Pour une nation qui s'arrache à l'adversité, à la négation, l'Etat devient nécessairement trop petit quand il s'éloigne de l'idée qui a donné son sens et son sang à la révolution : la liberté pour les Algériens. Et le rêve d'un retour d'Etat qui défende cette liberté et renforce son mouvement vers le progrès. Pourquoi les Algériens s'inquiètent ? Tout simplement qu'ils observent, sous les soporifiques d'une aisance financière qui n'a rien de durable, une accumulation des signaux cliniques de la régression. Pourquoi assistons-nous à des affrontements entre Algériens à Ghardaïa ? Parce que les conditions ont été créées pour que des jeunes ne se pensent plus en Algériens mais en Mozabites ou Chaambi, en ibadites ou malékites ! Pourquoi à Constantine des bandes se font la guerre à la cité Ali Mendjeli ? Parce qu'ils ne se pensent plus ni Algériens, ni même Constantinois ! Ils ne sont plus que la bande de Fedj Errih contre la bande d'Oued El Had. Ces «guerriers» ne savent probablement pas grand-chose d'Ali Mendjeli et encore moins de «l'idée sublime» qui a porté son combat et celui de sa génération.

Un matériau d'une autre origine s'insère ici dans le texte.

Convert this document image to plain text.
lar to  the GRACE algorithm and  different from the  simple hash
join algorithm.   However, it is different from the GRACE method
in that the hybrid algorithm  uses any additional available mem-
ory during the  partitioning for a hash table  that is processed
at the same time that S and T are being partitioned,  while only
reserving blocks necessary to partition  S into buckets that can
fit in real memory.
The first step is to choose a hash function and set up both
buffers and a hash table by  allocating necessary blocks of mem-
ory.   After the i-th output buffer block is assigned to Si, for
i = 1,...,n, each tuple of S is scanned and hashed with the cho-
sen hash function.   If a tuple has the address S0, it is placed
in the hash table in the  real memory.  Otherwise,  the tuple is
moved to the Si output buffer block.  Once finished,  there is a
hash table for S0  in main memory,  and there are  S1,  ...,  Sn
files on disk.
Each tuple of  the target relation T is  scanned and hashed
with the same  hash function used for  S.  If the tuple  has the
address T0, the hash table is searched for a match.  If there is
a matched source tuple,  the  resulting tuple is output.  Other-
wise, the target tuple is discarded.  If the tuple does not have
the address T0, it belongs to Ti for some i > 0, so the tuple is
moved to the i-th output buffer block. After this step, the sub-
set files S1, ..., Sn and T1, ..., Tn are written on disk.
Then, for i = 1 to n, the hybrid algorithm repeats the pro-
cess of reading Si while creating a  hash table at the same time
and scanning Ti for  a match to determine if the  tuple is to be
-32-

Cette régression vers le plus petit est un effet lourd d'une obstruction de l'espace de nation qui s'est installée au fil des années du fait d'un système qui exclut au lieu d'intégrer. La nation algérienne est le fruit d'un siècle de militantisme dont la révolution a été le couronnement. Ces militants ont créé de la valeur que le système de l'exclusion mis en place après l'indépendance ne fait que dilapider. On détruit de la valeur en Algérie, on n'en crée plus. Même les femmes et les hommes qui ont symbolisé cette grande idée d'une Algérie de la liberté sont soumis à une insidieuse entreprise de dévalorisation pour ne pas dire de désacralisation. L'Etat est trop petit quand il s'éloigne de l'idée sublime qui a fondé la révolution : un pays libre pour des hommes libres qui se dotent d'institutions sérieuses pour défendre les libertés. Et défendre le pays sans le bloquer dans une impasse générationnelle, sans entraver son mouvement naturel vers le progrès et le développement.

LES BANDES DE FEDJ ERRIH ET D'OUED EL HAD NOUS DISENT QUELQUE CHOSE DE TERRIFIANT ALORS QU'AU SOMMET ON AGITE LA PEUR AU SUJET «D'HOSTILITES INTERNES ET EXTERNES», «AVEREES ET POTENTIELLES». ON NAGE DANS L'AUTISME, DANS L'ETERNELLE MAIN DE L'ETRANGER A LAQUELLE ON ASSOCIE LA MAIN DE L'INTERIEUR. VIEUX DISCOURS PRECHANT UNE STABILITE SUR UN TERRAIN QUI BOUGE ET CHANGE ALORS QU'UNE NATION N'EST JAMAIS UNE DONNEE ABSOLUE ET STABLE PAR ESSENCE. ELLE PEUT S'ETIOLER COMME UNE TERRE A L'ABANDON PAR DEFAUT D'IRRIGATION ET D'ENTRETIEN. ET ON EN A LES SIGNES, ON N'EST DEJA PLUS DANS LE REGIONALISME, ON EST DANS LA TRIBU, LE DOUAR ET LE QUARTIER. UNE NATION EST UNE CONSTRUCTION HUMAINE, HISTORIQUE, ELLE DOIT ETRE ENTRETENUE, VALORISEE ET DEVELOPPEE. PAR L'APPORT DE TOUS ! ELLE PEUT REGRESSER ET DISPARAITRE - LES EXEMPLES NE MANQUENT PAS - SI CEUX QUI LA COMPOSENT NE PARVIENNENT PAS A SE DOTER DES INSTITUTIONS QUI PERMETTENT SON DEVELOPPEMENT ET LIBERENT SA CREATIVITE. LA NATION EST EN DANGER QUAND L'ETAT DEVIENT TROP PETIT POUR PRENDRE EN CHARGE L'IDEE FONDATRICE ET SUBLIME : UN PAYS LIBRE POUR DES HOMMES LIBRES…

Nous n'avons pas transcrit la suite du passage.